Muitos profissionais da saúde ainda ativos se formaram com o paradigma de que a Neuro é para o Neuro; acreditaram poder ignorar os conhecimentos neurológicos como se a realidade permitisse esse distanciamento. A grade curricular de muitos dos nossos cursos da saúde ainda insiste em subestimar esse conteúdo, ainda que os sinais de sua necessidade estejam cada vez mais escancarados.
Os Números
Não bastassem as estatísticas que demonstram já ser a Doença Cérebro-Vascular a principal causa de morte no mundo, a experiência ratifica que, em toda parte, não há um plantão de pronto-atendimento em que não chegue um caso neurológico que precise de reconhecimento e conduta imediatos.
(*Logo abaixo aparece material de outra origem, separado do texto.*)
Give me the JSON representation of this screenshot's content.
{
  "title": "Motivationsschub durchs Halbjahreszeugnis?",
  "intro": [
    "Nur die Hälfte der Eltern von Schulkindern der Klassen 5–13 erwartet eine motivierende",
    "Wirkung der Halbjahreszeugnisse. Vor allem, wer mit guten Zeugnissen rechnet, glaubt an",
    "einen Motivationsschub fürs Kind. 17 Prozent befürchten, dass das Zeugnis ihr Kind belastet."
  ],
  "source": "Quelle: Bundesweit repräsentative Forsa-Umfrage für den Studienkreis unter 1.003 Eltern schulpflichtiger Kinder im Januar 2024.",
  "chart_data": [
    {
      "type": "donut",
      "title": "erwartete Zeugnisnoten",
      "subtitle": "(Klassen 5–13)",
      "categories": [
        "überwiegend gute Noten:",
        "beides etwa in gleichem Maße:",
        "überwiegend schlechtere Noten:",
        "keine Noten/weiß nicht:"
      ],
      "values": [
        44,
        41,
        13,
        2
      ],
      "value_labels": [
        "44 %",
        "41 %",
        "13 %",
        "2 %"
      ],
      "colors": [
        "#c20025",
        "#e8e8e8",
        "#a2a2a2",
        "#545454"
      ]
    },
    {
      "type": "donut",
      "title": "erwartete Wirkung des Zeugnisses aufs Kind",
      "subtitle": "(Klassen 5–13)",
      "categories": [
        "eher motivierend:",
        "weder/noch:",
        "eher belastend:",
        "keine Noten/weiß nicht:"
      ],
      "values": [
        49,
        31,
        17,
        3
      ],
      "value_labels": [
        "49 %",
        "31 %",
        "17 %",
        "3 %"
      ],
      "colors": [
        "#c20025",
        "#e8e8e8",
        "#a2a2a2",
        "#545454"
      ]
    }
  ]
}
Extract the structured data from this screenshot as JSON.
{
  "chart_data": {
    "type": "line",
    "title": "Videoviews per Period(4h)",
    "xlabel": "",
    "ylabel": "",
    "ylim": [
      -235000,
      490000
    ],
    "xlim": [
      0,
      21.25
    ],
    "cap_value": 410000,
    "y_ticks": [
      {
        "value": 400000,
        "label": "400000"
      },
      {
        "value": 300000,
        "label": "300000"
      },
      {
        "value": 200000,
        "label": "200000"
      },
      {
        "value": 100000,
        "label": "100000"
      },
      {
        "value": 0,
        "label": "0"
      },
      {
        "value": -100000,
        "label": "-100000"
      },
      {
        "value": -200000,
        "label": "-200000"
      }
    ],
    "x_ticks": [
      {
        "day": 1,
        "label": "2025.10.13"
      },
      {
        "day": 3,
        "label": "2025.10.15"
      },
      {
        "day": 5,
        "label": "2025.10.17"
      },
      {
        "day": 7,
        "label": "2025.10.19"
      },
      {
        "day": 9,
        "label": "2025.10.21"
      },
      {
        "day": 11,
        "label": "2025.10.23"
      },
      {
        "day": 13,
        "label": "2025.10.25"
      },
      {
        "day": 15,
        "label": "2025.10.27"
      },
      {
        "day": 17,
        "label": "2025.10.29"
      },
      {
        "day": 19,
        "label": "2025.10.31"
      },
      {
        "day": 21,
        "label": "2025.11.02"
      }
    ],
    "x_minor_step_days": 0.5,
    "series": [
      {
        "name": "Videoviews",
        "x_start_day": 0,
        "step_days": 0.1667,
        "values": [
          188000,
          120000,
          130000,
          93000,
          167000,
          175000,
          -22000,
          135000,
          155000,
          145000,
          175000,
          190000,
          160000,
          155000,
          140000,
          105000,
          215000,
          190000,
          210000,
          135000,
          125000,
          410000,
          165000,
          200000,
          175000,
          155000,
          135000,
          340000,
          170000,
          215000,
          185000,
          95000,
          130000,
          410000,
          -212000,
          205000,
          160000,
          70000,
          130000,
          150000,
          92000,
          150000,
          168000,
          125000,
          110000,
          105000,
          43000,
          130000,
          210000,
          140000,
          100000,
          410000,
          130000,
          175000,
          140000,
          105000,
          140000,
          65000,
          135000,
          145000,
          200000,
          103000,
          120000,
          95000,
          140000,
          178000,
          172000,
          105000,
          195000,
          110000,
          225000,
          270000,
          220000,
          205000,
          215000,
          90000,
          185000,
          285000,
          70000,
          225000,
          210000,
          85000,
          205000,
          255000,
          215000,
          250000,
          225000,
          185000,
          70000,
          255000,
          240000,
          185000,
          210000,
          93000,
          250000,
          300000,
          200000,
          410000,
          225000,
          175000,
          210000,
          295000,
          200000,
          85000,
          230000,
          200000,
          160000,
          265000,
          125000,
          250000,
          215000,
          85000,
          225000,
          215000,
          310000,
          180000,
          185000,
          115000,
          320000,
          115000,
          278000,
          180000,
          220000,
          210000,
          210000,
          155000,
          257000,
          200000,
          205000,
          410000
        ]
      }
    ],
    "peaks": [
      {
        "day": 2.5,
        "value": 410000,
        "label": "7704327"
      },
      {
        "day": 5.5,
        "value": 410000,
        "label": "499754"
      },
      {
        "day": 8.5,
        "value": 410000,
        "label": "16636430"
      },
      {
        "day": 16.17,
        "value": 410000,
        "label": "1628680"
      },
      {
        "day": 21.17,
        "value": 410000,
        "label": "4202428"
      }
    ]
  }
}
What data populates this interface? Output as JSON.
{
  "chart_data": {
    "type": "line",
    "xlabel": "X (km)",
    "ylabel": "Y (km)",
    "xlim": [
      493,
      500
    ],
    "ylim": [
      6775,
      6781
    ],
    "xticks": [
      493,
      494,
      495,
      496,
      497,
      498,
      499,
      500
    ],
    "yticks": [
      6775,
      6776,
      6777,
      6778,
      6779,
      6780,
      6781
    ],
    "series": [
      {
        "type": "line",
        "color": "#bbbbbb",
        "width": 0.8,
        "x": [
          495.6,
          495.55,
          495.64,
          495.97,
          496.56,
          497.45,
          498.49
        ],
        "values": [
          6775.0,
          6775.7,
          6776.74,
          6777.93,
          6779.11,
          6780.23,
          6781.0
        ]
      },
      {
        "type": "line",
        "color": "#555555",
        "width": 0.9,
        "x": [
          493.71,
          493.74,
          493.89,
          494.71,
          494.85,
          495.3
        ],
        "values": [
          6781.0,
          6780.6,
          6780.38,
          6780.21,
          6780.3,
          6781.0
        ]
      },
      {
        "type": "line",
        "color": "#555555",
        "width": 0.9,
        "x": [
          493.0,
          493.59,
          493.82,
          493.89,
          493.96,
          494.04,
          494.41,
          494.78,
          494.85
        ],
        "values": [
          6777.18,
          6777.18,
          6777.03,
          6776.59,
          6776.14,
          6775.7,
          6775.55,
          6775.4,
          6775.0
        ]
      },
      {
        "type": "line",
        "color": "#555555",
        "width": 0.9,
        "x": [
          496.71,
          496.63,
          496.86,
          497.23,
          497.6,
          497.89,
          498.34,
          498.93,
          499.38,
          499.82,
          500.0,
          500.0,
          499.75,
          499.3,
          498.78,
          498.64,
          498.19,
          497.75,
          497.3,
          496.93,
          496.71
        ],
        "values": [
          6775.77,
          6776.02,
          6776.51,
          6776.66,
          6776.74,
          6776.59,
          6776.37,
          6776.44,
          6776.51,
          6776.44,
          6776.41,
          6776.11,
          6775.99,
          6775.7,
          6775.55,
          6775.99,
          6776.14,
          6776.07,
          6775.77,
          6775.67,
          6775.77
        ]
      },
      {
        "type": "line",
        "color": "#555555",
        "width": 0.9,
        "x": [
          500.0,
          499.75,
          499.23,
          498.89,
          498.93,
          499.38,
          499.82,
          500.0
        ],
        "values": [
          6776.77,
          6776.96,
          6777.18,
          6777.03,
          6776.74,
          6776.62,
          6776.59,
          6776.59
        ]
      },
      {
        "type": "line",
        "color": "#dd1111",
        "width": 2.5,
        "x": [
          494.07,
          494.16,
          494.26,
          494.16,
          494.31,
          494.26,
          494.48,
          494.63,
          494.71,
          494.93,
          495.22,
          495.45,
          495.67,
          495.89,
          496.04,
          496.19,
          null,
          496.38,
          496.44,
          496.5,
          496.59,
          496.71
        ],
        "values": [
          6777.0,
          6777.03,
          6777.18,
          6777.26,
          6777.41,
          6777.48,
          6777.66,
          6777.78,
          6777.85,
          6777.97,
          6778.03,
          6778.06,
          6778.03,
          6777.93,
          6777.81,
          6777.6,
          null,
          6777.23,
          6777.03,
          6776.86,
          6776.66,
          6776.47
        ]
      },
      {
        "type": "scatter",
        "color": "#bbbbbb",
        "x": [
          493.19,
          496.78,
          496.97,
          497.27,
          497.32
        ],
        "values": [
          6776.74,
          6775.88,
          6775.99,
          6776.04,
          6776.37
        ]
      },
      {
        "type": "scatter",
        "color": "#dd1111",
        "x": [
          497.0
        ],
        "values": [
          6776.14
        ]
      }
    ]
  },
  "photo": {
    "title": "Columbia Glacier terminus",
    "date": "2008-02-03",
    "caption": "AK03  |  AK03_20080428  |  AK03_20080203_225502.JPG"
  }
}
Recente pesquisa atestou que mais de 80% da estrutura hospitalar brasileira não está adequada para o tratamento do Acidente Vascular Cerebral. Das 178.000 vítimas em 2016, cerca de 100.000 faleceram, estatística que não mudará sem a decisão e esforço individual e coletivo de aprender Neuro.
Pelo menos 40% dos leitos de UTIs contêm pacientes com algum comprometimento neurológico. O envelhecimento da população associado à disponibilidade crescente do diagnóstico por imagem fará crescer esse número.
Conforme crescem as cidades, multiplicam-se os veículos automotores e, com eles, os traumatismos em geral, os TCEs (Traumatismos Crânio-Encefálicos) e TRMs (Traumatismos Raqui-Medulares) em número e gravidade. O diagnóstico das lesões, as condutas iniciais e a prevenção de danos secundários têm que constar como conhecimento elementar e não mais opcional a todos os profissionais da saúde, especialmente médicos e enfermeiros.
A realidade é que o conhecimento neurológico – que foi elemento diferenciador de estudantes e profissionais – torna-se, a cada dia, mais fundamental e prescindir dele significará, em muito breve, posicionar-se abaixo da média.
Os Dois Pilotos
O que a mídia noticia é a mesma realidade que atinge igual e diariamente os anônimos.
Repercutiu internacionalmente o acidente ocorrido com Felipe Massa, em julho de 2009, quando uma mola que se soltara de outro carro atingiu sua cabeça, perfurando o capacete, lesando o supercílio e provocando uma Concussão Cerebral. O piloto teve perda imediata da consciência, recuperando-a pouco tempo depois e os exames mostraram não ter ocorrido dano cerebral significativo.
Mais destaque teve o acidente de Michael Schumacher, que se acidentou enquanto esquiava em 2013. O grave trauma craniano determinou Hematoma Subdural – que foi rapidamente operado – e Lesão Axonal Difusa, o grande determinante da irreversibilidade do quadro, apesar de todos os esforços e recursos disponíveis.
Casos como esses lotam os hospitais do mundo inteiro e só o conhecimento dos profissionais pode reduzir as lesões, elevar a sobrevida e melhorar o prognóstico desses pacientes. Não se pode cuidar daquilo que não se conhece.
Saber ou Não Saber? Eis a Questão
Esses são exemplos dos extremos do mesmo contínuo patológico e se repetem diariamente; ignorá-los não é mais uma opção acadêmica: beira a irresponsabilidade profissional.
O Trauma Craniano é a principal causa de morte e sequela em pacientes jovens e todos temos que compreender os danos primários e agir na prevenção dos danos secundários.
Até que as grades curriculares sejam ajustadas e que a mentalidade de docentes e alunos (esses, principalmente) seja modificada, essa realidade já terá filtrado muita gente, excluindo muitos e selecionando poucos para a vida real.